Eight companies that won a public competition for funds to build hydrogen fueling stations in California are scrambling this summer to meet an October 31, 2015, target date for opening their stations, with at least $4.5 million at stake. The California Energy Commission (CEC) awarded $46.6 million in 2014 for 28 stations and a mobile refueler. A start-up, FirstElement Fuel, won financing for 19, but there were seven other winners. CEC funding will pay 85% of station costs, but only if stations come on line before November 1, 2015. The subsidy goes to 75% November 2015 through February 2016, and to 70% thereafter.
More than 50 stations are open or in progress in California, halfway to the goal of 100 by 2020 to meet expected demand. The state has committed $70 million so far, and pledged up to $20 million a year to build out the first 100 stations, assuming sufficient vehicle sales. This has led to a strong increase in interest from the private sector in station building.
The California Air Resources Board published its first Annual Evaluation of Fuel Cell Electric Vehicle Deployment and Hydrogen Fuel Station Network Development, required by the California Legislature. CARB affirmed the 100 station target, though the estimated fleet, of 6,650 vehicles by 2017 and 18,500 by 2020, is rather dramatically lower than projections of a few year ago.
Toyota plans to begin selling its Mirai FCEV in the fall of 2015; Hyundai signed its first FCEV customer lease in the US in June 2014.
Outside California, the approach of commercial FCEVs is gaining public and policy maker attention but there are not yet formal plans, policies or financing mechanisms such as there are in California. There is a complicated regulatory environment. The Northeast states have adopted California’s Zero Emission Vehicle program, which includes both obligations and incentives for auto companies to sell FCEVs. FCEV sales any state that has adopted the ZEV regulations earn credit toward obligations in all ZEV states, This makes FCEV sales highly valuable to automakers, but if they can satisfy their obligations via sales in California alone, they need not sell any vehicles in the Northeast.
This obviously is a disincentive to infrastructure deployment. Perhaps recognizing this confusion, Toyota and its partner Air Liquide have announced plans for 12 hydrogen stations in the Northeast, though specific sites have not been identified.
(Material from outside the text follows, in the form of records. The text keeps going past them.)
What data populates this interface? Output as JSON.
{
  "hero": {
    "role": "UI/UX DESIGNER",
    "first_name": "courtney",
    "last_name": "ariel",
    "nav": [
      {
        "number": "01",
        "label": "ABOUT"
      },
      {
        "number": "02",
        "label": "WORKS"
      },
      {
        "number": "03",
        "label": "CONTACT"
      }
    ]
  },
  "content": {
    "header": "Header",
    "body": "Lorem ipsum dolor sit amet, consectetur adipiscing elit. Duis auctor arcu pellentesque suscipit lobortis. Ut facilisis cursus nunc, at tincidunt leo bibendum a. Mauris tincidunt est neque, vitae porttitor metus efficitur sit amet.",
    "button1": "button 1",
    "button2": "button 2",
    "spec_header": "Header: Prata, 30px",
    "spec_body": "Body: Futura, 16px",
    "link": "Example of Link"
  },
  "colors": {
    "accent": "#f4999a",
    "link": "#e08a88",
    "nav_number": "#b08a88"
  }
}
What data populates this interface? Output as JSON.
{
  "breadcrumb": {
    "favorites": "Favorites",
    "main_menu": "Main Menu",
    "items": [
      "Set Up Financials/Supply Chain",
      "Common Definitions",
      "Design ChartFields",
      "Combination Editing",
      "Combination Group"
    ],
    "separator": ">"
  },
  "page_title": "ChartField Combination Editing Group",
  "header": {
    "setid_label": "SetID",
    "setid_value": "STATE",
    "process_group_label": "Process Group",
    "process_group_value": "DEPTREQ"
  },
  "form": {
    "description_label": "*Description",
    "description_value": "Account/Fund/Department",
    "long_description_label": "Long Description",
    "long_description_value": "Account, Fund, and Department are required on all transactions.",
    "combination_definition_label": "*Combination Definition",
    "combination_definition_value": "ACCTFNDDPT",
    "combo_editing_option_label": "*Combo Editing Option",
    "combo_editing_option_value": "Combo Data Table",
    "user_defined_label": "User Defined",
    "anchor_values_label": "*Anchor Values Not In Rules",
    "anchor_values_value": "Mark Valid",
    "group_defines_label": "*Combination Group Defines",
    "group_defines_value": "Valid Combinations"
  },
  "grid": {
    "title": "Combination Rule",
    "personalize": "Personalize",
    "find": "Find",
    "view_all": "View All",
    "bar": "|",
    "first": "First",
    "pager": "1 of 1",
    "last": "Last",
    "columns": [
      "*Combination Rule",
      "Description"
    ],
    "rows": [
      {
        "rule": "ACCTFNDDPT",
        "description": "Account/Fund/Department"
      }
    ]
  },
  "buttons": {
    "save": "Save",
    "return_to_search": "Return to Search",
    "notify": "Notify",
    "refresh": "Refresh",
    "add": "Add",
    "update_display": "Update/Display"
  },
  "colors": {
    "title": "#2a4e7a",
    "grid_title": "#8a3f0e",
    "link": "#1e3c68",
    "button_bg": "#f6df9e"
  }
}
Longstanding policies and a shortage of money will make it difficult for the US Department of Energy to be an active financial contributor to infrastructure deployment efforts in California or elsewhere. DOE has found the money for some technical activity in support of hydrogen fueling, including publication of two publicly available economic models, one estimating the cost and optimal configuration of hydrogen stations (called HRSAM), and the other providing station cash flow and return on investment for various scenarios (H2FAST). DOE is also financing a cooperative effort of two national laboratories, called H2FIRST, to work on issues such as hydrogen metering, fuel quality and certification testing of new stations. H2USA, a partnership led by DOE and the auto industry, is working on pre-commercialization activities though progress has been slow.
In power generation, California recently extended its Self-Generation Initiative Program, arguably the most important incentive for fuel cells in the United States. Utilities will contribute $83 million/year through 2019, with 75% available for fuel cells and energy storage in 2015. There is a 20% bonus for California manufacture. The majority of the 200 MW of fuel cell power generation systems installed in the US are located in California.
The percentage would change rather dramatically, however, if FuelCell Energy is able to follow through on its announced plans for a 63.3 MW fuel cell power park in Connecticut; the installation would be the world’s largest, eclipsing the 59 MW Gyeonggi Green Energy fuel cell park in South Korea. Fuelcelll Energy and its partners have identified the Connecticut site and are seeking financing.
The U.S. Department of Energy fuel cell research budget for the 2016 fiscal year (beginning October 1) likely will be between $138 million and $147 million. The research budget for PEM and hydrogen likely will fall between $93 million and $97 million, based on the separate actions of the U.S. House and Senate. The budget for solid oxide research likely will be set between $25 million and $30 million. Other DOE research relevant to hydrogen and fuel cells, but not specified in the budget, could be in the $20 million range. Funding is supplied separately for defense related research and for buses. The final spending totals will be established by a committee formed to settle differences in the separate spending bills. Overall spending in FY 2016 will be consistent with the budgets of the past several years.